Arriving on time to CELLspace, tired, sick, and feverish, I suggested canceling the preview. At call time, Mia was detained and others hadn’t showed up. Deborah, playing the female Lover, told me to suck it up. “The show must go on. Plus, the people that come tonight are going to need to laugh after watching the war and protesting all day.” She was right of course.

Paradox, the stage manager, showed up late after a day of protesting. He agreed to speak at the beginning of the night, to sooth nerves and announce that members of the cast were exhausted or had been arrested that day. The show ran bumpy, but the message we had crafted, via commedia, buffoons, and puppets, was poignant. We took the new war home to the very space we performed the show in, and the audience appreciated the break from the shocked and awed reality that we all were now in.

Three years later, while I was sitting in the circle to celebrate CELLspace’s 10th year, the energy, message, and creativity of that Funky Puppet Supper still resonates in the center’s Main Space. Cell folk were telling stories, getting real, and emotionally connecting to the entity that is CELLspace. I kept my comments short and light, but others really spoke from the heart. Hearing the idealistic comments from the current collective crew warmed my heart. They were there to fight the system, support the artists, youth and community, and to allow amazing creative endeavors to happen.

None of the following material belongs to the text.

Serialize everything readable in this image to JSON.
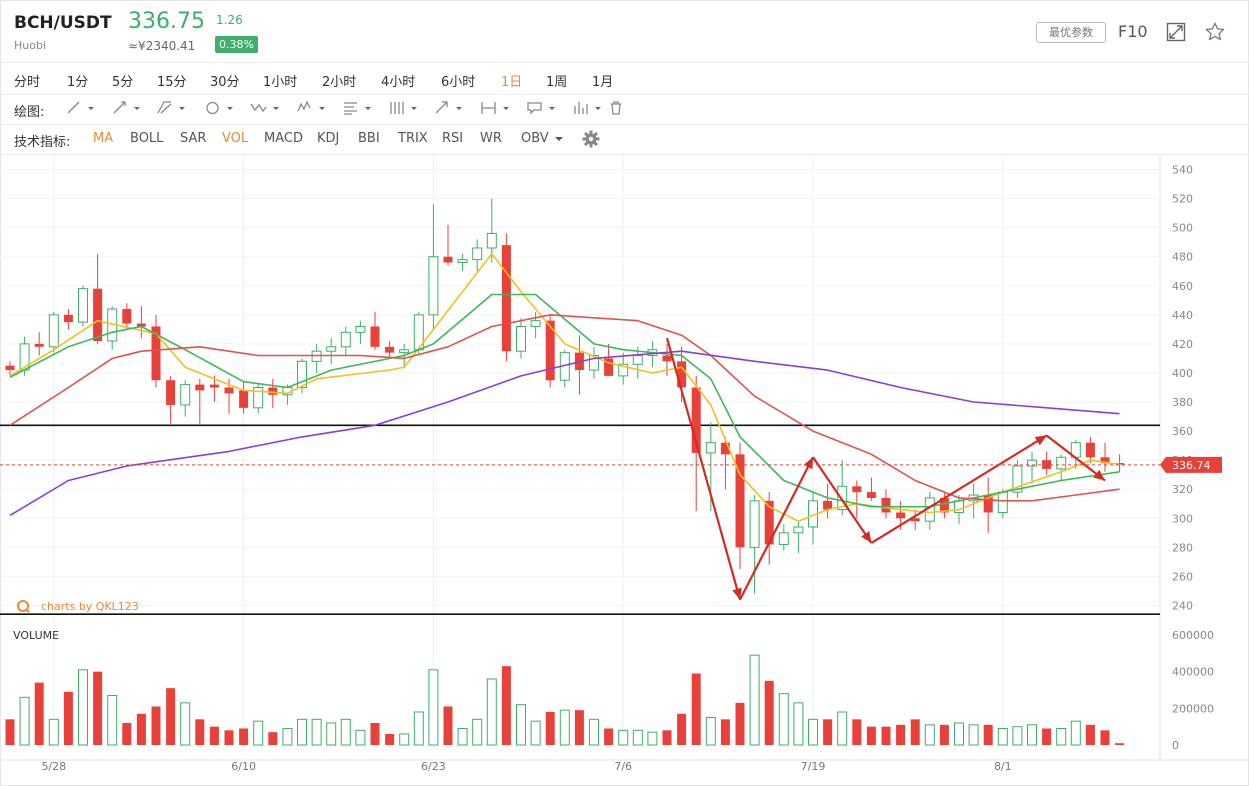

CELLspace sucked them all in like it did for me. Working for a 10,000 square foot dream factory, allowing groups to organize protests, teaching classes, making metal art, throwing a circus event, the new crew, 25 years-old on average, got it like I did in 1998. Their drive and energy, plus the new amazing diversity of cultures and ideas, can only mean good things for CELLspace. We were also asked to give a wish for the next 10 years. Many folks wanted to see more multiuse facilities running with CELLspace’s model. I wished that CELL bought the 40,000 square foot building that it lives in.

Whatever the case, as the war rolls on and our liberties continue to be boxed in, CELLspace will stand as an example of working outside of the system, then using part of that system to move its agenda forward, allowing the fringes to continue to thrive in our community. If times do get tougher, say illegal immigrants need to seek refuge and find space to organize against anti-immigrant legislation; CELLspace stands to become an example of how to provide an “off the grid” center for community support.

On her Market St. mural’s slice of the future, Mona Caron painted a building with a banner hanging over it. It said “CELLspace #13,” showing all of us that CELLspace is part of that better world we’re all struggling. After listening to the stories in the birthday circle Monday, and feeling that continuation of the idealistic energy, that better world may be possible… and closer than we can see.